The story is over five hundred years old. In early 1527, Alvar Nunez Cabeza de Vaca joined a sea-faring expedition under the leadership of explorer Pánfilo de Narváez
The opportunities seemed boundless: gold was the immediate lure, but there were other treasures to be had: silver, pearls, emeralds, tobacco, cacao, sugar.
No one imagined the travails to come or that, of the original group of some six hundred men and ten women, only four of those to go ashore in Florida would survive to recount their experience.
Everything went wrong. A hurricane hit. The expeditionary force was separated from their ships and ended up marooned on the Florida Gulf Coast, surrounded by hostile, deadly Indians.
Eventually, the survivors slaughtered their horses for food, then melted down their armor to make nails and built boats in the hope of finding their way to Mexico.

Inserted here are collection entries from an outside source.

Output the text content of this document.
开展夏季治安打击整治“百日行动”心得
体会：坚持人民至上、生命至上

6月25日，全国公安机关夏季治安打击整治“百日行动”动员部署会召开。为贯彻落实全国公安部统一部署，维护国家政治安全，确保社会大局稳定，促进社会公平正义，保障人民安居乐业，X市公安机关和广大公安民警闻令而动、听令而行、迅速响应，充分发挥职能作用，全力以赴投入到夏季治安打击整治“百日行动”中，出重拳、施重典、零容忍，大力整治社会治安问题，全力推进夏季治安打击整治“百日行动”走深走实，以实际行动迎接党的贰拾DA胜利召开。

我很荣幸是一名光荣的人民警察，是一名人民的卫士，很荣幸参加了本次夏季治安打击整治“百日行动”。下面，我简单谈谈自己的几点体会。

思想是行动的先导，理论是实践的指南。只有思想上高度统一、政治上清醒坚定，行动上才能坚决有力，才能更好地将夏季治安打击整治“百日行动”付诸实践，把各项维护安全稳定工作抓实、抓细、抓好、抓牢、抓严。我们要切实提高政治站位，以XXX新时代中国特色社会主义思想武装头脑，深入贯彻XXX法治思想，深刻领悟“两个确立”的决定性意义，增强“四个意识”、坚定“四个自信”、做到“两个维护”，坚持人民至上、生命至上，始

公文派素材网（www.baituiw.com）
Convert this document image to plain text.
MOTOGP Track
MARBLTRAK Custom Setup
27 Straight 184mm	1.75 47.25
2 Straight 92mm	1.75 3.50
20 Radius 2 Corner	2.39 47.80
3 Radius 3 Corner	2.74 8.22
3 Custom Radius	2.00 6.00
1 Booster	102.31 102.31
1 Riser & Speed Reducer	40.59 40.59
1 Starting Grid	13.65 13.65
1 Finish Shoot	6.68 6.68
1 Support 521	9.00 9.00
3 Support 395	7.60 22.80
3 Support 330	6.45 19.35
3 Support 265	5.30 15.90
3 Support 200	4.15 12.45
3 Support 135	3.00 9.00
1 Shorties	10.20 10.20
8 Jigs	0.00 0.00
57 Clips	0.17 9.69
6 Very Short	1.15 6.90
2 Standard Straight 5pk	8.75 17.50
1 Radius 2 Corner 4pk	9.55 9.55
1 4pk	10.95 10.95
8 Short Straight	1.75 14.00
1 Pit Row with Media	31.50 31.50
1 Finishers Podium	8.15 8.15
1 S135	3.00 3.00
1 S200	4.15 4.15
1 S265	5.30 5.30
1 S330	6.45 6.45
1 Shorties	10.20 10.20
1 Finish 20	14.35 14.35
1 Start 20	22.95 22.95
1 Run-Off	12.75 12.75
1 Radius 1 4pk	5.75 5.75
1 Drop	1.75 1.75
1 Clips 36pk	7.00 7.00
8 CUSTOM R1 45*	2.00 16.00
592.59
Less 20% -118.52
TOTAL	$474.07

Those four men walked across the rest of Texas, wandering aimlessly in a search for the Spanish colony of Mexico.
By the time they finally arrived in Mexico, after years of privation, they were no longer the same self-sure conquerors that had sailed from Spain. They had developed a following of hundreds, perhaps thousands, of Indians who hailed them as "Children of the Sun".
The journal of Cabeza de Vaca makes for almost hallucinatory reading: a dream-like journey across the Americas as Cabeza de Vaca is first enslaved by the natives before becoming their holy man.
Álvar Núñez Cabeza de Vaca (1488-1560) was a Spanish explorer of the New World, and one of four survivors of the 1527 Narváez expedition. During eight years of traveling across the US Southwest, he became a trader and faith healer to various Native American tribes before reconnecting with Spanish civilization in Mexico in 1536.